At the court in Manchester, Justice John Saunders said it was “chilling” that the teen, who cannot be named under British law, had been radicalized at such a young age.
The sentencing comes at a time when U.K. authorities are concerned about the risk of so-called “lone wolf” attacks, not only by foreigners but also by Britons radicalized in part by extremist material online.
The court had previously heard that the plot was in the advanced stages. In March, the British teen had exchanged more than 3,000 messages with Sevdet Besim, an 18-year-old Australian whom prosecutors argued used the online name "Illyas." In one exchange, they discussed a plan to run over a police officer at the Anzac Day parade.
In another, the British teen suggested that the Australian should “break into someone’s house and get your first taste of beheading” before the parade.
In July, the teen pleaded guilty to inciting an act of terrorism overseas. Now 15, he must serve a minimum of five years in prison and will be released only if he is deemed not to be dangerous, the judge said.

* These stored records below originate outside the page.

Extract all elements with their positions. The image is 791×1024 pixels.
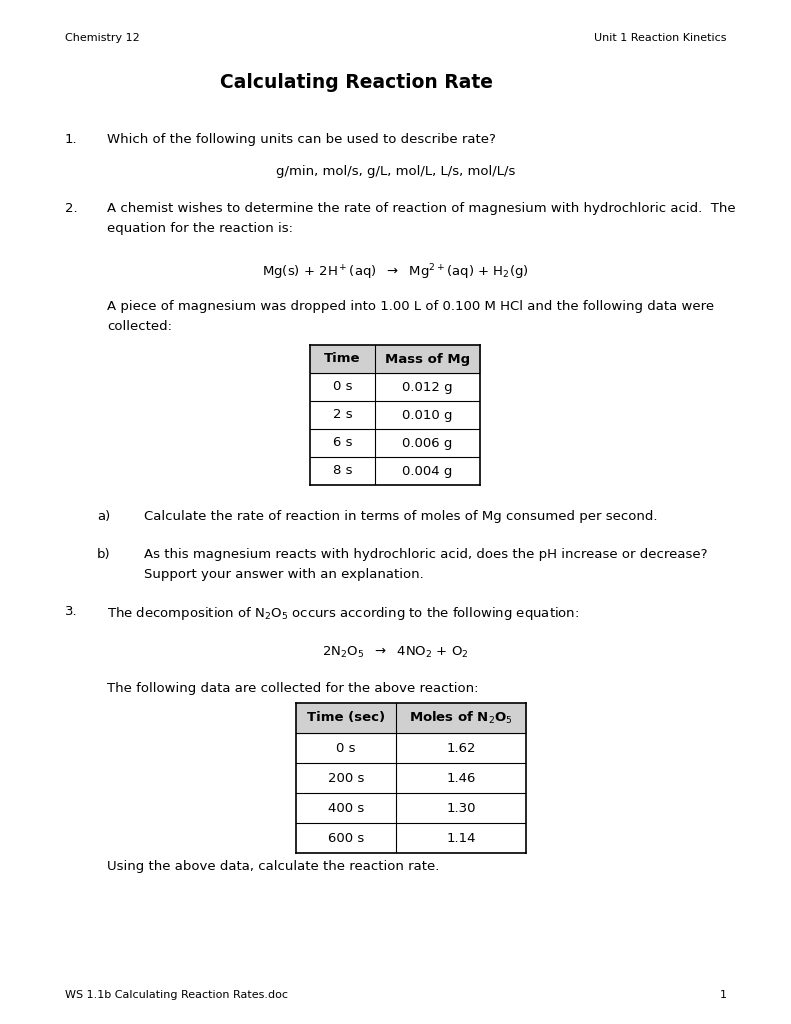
Text: 0.004 g: 0.004 g: [403, 465, 452, 477]
Text: Mg(s) + 2H$^+$(aq)  $\rightarrow$  Mg$^{2+}$(aq) + H$_2$(g): Mg(s) + 2H$^+$(aq) $\rightarrow$ Mg$^{2+…: [262, 262, 529, 282]
Text: 2.: 2.: [65, 202, 78, 215]
Text: collected:: collected:: [107, 319, 172, 333]
Text: 0.010 g: 0.010 g: [403, 409, 452, 422]
Text: a): a): [97, 510, 110, 523]
Text: 1: 1: [720, 990, 727, 1000]
Text: Unit 1 Reaction Kinetics: Unit 1 Reaction Kinetics: [595, 33, 727, 43]
Text: 1.62: 1.62: [446, 741, 475, 755]
Text: 1.14: 1.14: [446, 831, 475, 845]
Text: Calculating Reaction Rate: Calculating Reaction Rate: [207, 73, 493, 92]
Text: 0.012 g: 0.012 g: [402, 381, 452, 393]
Text: Time: Time: [324, 352, 361, 366]
Text: 8 s: 8 s: [333, 465, 352, 477]
Text: Support your answer with an explanation.: Support your answer with an explanation.: [144, 568, 424, 581]
Text: WS 1.1b Calculating Reaction Rates.doc: WS 1.1b Calculating Reaction Rates.doc: [65, 990, 288, 1000]
Text: Time (sec): Time (sec): [307, 712, 385, 725]
Text: Which of the following units can be used to describe rate?: Which of the following units can be used…: [107, 133, 496, 146]
Text: 1.: 1.: [65, 133, 78, 146]
Text: Chemistry 12: Chemistry 12: [65, 33, 140, 43]
Text: Calculate the rate of reaction in terms of moles of Mg consumed per second.: Calculate the rate of reaction in terms …: [144, 510, 657, 523]
Text: 400 s: 400 s: [328, 802, 364, 814]
Text: A chemist wishes to determine the rate of reaction of magnesium with hydrochlori: A chemist wishes to determine the rate o…: [107, 202, 736, 215]
Text: Using the above data, calculate the reaction rate.: Using the above data, calculate the reac…: [107, 860, 439, 873]
Text: Moles of N$_2$O$_5$: Moles of N$_2$O$_5$: [409, 710, 513, 726]
Text: The decomposition of N$_2$O$_5$ occurs according to the following equation:: The decomposition of N$_2$O$_5$ occurs a…: [107, 605, 579, 622]
Text: 0.006 g: 0.006 g: [403, 436, 452, 450]
Text: The following data are collected for the above reaction:: The following data are collected for the…: [107, 682, 479, 695]
Text: 3.: 3.: [65, 605, 78, 618]
Text: 1.30: 1.30: [446, 802, 475, 814]
Text: 6 s: 6 s: [333, 436, 352, 450]
Text: Worksheet 1.1: Worksheet 1.1: [68, 75, 192, 90]
Text: 2N$_2$O$_5$  $\rightarrow$  4NO$_2$ + O$_2$: 2N$_2$O$_5$ $\rightarrow$ 4NO$_2$ + O$_2…: [322, 645, 469, 660]
Text: 0 s: 0 s: [336, 741, 356, 755]
Text: 0 s: 0 s: [333, 381, 352, 393]
Text: g/min, mol/s, g/L, mol/L, L/s, mol/L/s: g/min, mol/s, g/L, mol/L, L/s, mol/L/s: [276, 165, 515, 178]
Text: As this magnesium reacts with hydrochloric acid, does the pH increase or decreas: As this magnesium reacts with hydrochlor…: [144, 548, 707, 561]
Text: A piece of magnesium was dropped into 1.00 L of 0.100 M HCl and the following da: A piece of magnesium was dropped into 1.…: [107, 300, 714, 313]
Text: b): b): [97, 548, 111, 561]
Text: 1.46: 1.46: [446, 771, 475, 784]
Text: 200 s: 200 s: [327, 771, 364, 784]
Text: equation for the reaction is:: equation for the reaction is:: [107, 222, 293, 234]
Text: 600 s: 600 s: [328, 831, 364, 845]
Text: Mass of Mg: Mass of Mg: [385, 352, 470, 366]
Text: 2 s: 2 s: [333, 409, 352, 422]
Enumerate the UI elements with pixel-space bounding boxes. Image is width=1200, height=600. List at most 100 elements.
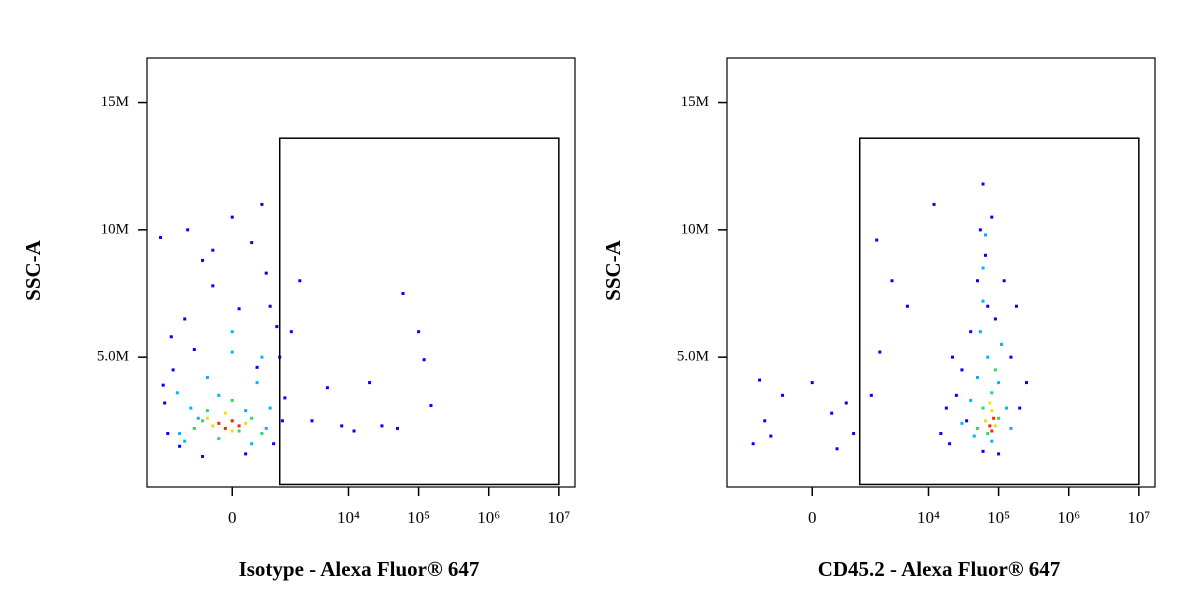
event-dot [997, 416, 1001, 420]
event-dot [175, 391, 179, 395]
event-dot [163, 401, 167, 405]
y-tick-label: 15M [681, 94, 709, 110]
event-dot [417, 330, 421, 334]
event-dot [201, 454, 205, 458]
event-dot [201, 419, 205, 423]
event-dot [260, 432, 264, 436]
event-dot [978, 228, 982, 232]
event-dot [990, 429, 994, 433]
event-dot [244, 409, 248, 413]
event-dot [237, 424, 241, 428]
event-dot [186, 228, 190, 232]
event-dot [275, 325, 279, 329]
event-dot [975, 426, 979, 430]
event-dot [244, 421, 248, 425]
event-dot [950, 355, 954, 359]
x-axis-label: Isotype - Alexa Fluor® 647 [239, 557, 480, 581]
event-dot [223, 426, 227, 430]
event-dot [422, 358, 426, 362]
event-dot [289, 330, 293, 334]
event-dot [990, 215, 994, 219]
event-dot [352, 429, 356, 433]
event-dot [211, 284, 215, 288]
event-dot [178, 444, 182, 448]
event-dot [178, 432, 182, 436]
event-dot [890, 279, 894, 283]
event-dot [250, 416, 254, 420]
x-tick-label: 0 [808, 508, 817, 527]
event-dot [171, 368, 175, 372]
event-dot [264, 426, 268, 430]
event-dot [993, 368, 997, 372]
y-axis-label: SSC-A [601, 239, 625, 301]
y-tick-label: 5.0M [677, 349, 709, 365]
event-dot [196, 416, 200, 420]
event-dot [1009, 355, 1013, 359]
y-tick-label: 10M [681, 221, 709, 237]
plot-frame [726, 57, 1156, 488]
x-tick-label: 10⁵ [987, 508, 1010, 527]
gate [858, 137, 1140, 486]
event-dot [988, 424, 992, 428]
event-dot [975, 279, 979, 283]
event-dot [268, 406, 272, 410]
event-dot [981, 266, 985, 270]
x-tick-label: 10⁴ [337, 508, 360, 527]
event-dot [169, 335, 173, 339]
event-dot [869, 393, 873, 397]
event-dot [183, 439, 187, 443]
event-dot [875, 238, 879, 242]
event-dot [905, 304, 909, 308]
x-tick-label: 10⁶ [477, 508, 500, 527]
event-dot [223, 411, 227, 415]
event-dot [751, 442, 755, 446]
event-dot [230, 419, 234, 423]
event-dot [230, 350, 234, 354]
event-dot [280, 419, 284, 423]
event-dot [255, 381, 259, 385]
event-dot [211, 424, 215, 428]
event-dot [981, 406, 985, 410]
event-dot [758, 378, 762, 382]
event-dot [217, 393, 221, 397]
event-dot [981, 299, 985, 303]
event-dot [217, 421, 221, 425]
event-dot [1009, 426, 1013, 430]
y-tick-label: 15M [101, 94, 129, 110]
event-dot [166, 432, 170, 436]
event-dot [990, 391, 994, 395]
event-dot [1002, 279, 1006, 283]
event-dot [230, 398, 234, 402]
y-tick-label: 10M [101, 221, 129, 237]
event-dot [237, 429, 241, 433]
event-dot [380, 424, 384, 428]
event-dot [986, 304, 990, 308]
event-dot [310, 419, 314, 423]
event-dot [986, 432, 990, 436]
event-dot [781, 393, 785, 397]
event-dot [948, 442, 952, 446]
event-dot [972, 434, 976, 438]
event-dot [244, 452, 248, 456]
event-dot [978, 330, 982, 334]
plot-frame [146, 57, 576, 488]
event-dot [981, 182, 985, 186]
event-dot [981, 449, 985, 453]
event-dot [230, 330, 234, 334]
event-dot [835, 447, 839, 451]
event-dot [260, 355, 264, 359]
event-dot [325, 386, 329, 390]
event-dot [969, 398, 973, 402]
event-dot [1005, 406, 1009, 410]
event-dot [983, 233, 987, 237]
event-dot [205, 416, 209, 420]
event-dot [999, 342, 1003, 346]
event-dot [192, 348, 196, 352]
event-dot [990, 409, 994, 413]
event-dot [1014, 304, 1018, 308]
event-dot [189, 406, 193, 410]
event-dot [368, 381, 372, 385]
gate [278, 137, 560, 486]
event-dot [975, 376, 979, 380]
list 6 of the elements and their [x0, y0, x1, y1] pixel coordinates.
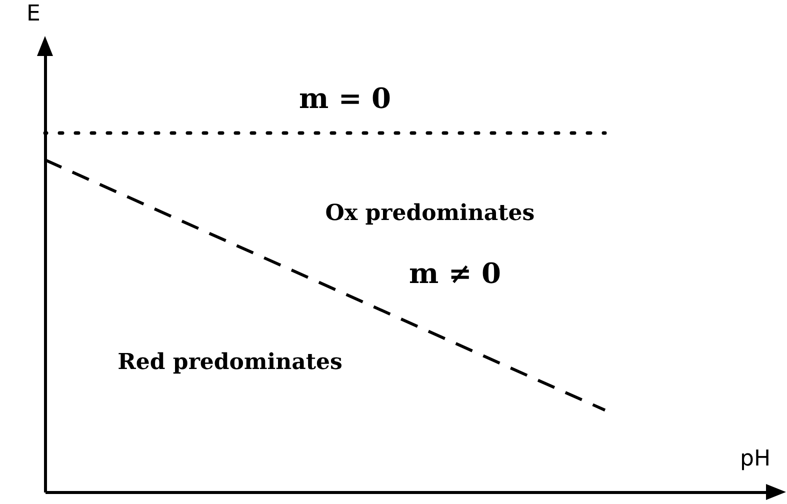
annotation: Ox predominates — [325, 200, 535, 226]
series-label: m = 0 — [298, 82, 392, 115]
y-axis-title: E — [26, 2, 40, 26]
x-axis-title: pH — [740, 446, 770, 472]
series-label: m ≠ 0 — [408, 257, 502, 290]
annotation: Red predominates — [118, 349, 342, 375]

The British teen, from Blackburn in northwest England, was first arrested in March over suspicion of threatening to kill his teachers. But when police examined his cellphone, they found a screensaver of Islamic State militants and messages about a terrorist plot in Australia. The Greater Manchester Police informed police in Australia, who arrested five men in April, a week before the parade. One of the men, Besim, has been charged with conspiring to commit terrorist acts and is awaiting trial.
The court heard that the Briton was struggling with school, home life and a degenerative eye condition, and that an online jihadist community had “filled a void” in his life, according to the BBC. Within a couple of weeks of setting up a Twitter account, he had amassed 24,000 followers.
His lawyer, Daniel King, told reporters that the teenager’s family was “completely unaware of his activities” and “relieved that no one was injured” as a result of his actions.
"People will understandably be shocked by the age of the boy,” Tony Mole, detective chief superintendent at Greater Manchester Police, said in a statement. “However this should not detract from the horror of what he was planning. It is also a clear message that you will face prosecution, no matter how old you are.”